Servon (77) – Rue de Périgny, ZAC du Noyer aux Perdrix

Servon (77) – Rue de Périgny, ZAC du Noyer aux Perdrix

DATE
TYPE D'OPÉRATION
CHRONOLOGIE

01 septembre - 21 novembre 2014

Fouille préventive

Moyen Âge

DATE : 01 septembre - 21 novembre 2014

TYPE D'OPÉRATION : Fouille préventive

CHRONOLOGIE : Moyen Âge

Présentation

Les vestiges mis au jour sur la fouille de la parcelle sud de la ZAC du Noyer aux Perdrix n’ont pu être datés très précisément pour certains.
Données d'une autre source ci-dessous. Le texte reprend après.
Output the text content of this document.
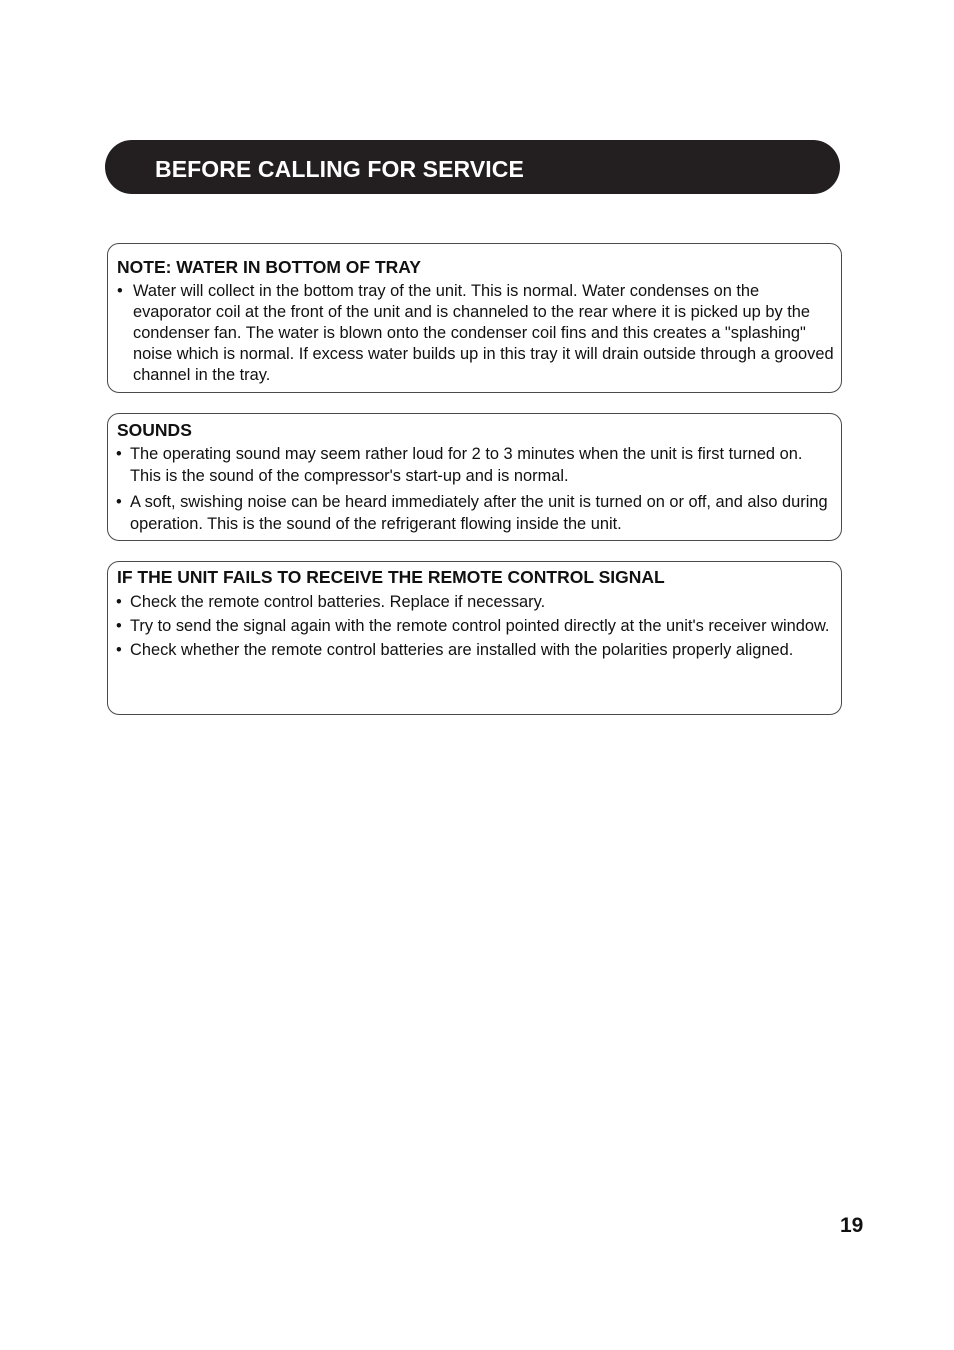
BEFORE CALLING FOR SERVICE
NOTE: WATER IN BOTTOM OF TRAY
• Water will collect in the bottom tray of the unit. This is normal. Water condenses on the evaporator coil at the front of the unit and is channeled to the rear where it is picked up by the condenser fan. The water is blown onto the condenser coil fins and this creates a "splashing" noise which is normal. If excess water builds up in this tray it will drain outside through a grooved channel in the tray.
SOUNDS
• The operating sound may seem rather loud for 2 to 3 minutes when the unit is first turned on. This is the sound of the compressor's start-up and is normal.
• A soft, swishing noise can be heard immediately after the unit is turned on or off, and also during operation. This is the sound of the refrigerant flowing inside the unit.
IF THE UNIT FAILS TO RECEIVE THE REMOTE CONTROL SIGNAL
• Check the remote control batteries. Replace if necessary.
• Try to send the signal again with the remote control pointed directly at the unit's receiver window.
• Check whether the remote control batteries are installed with the polarities properly aligned.
19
Or, ils témoignent tout de même d’une activité qui perdure de la seconde moitié du VIIe siècle à la fin du XIe siècle, voire le début du XIIe siècle. Quelques tessons de céramique protohistorique et antique ont été découverts dans certaines structures, mais résultent plutôt de dépôts secondaires liés à la présence de la villa de l’Arpent-Ferret à 200 m ainsi qu’aux quelques structures protohistoriques mises au jour à l’est du site lors du diagnostic archéologique réalisé en 2009 (Blanchard 2009).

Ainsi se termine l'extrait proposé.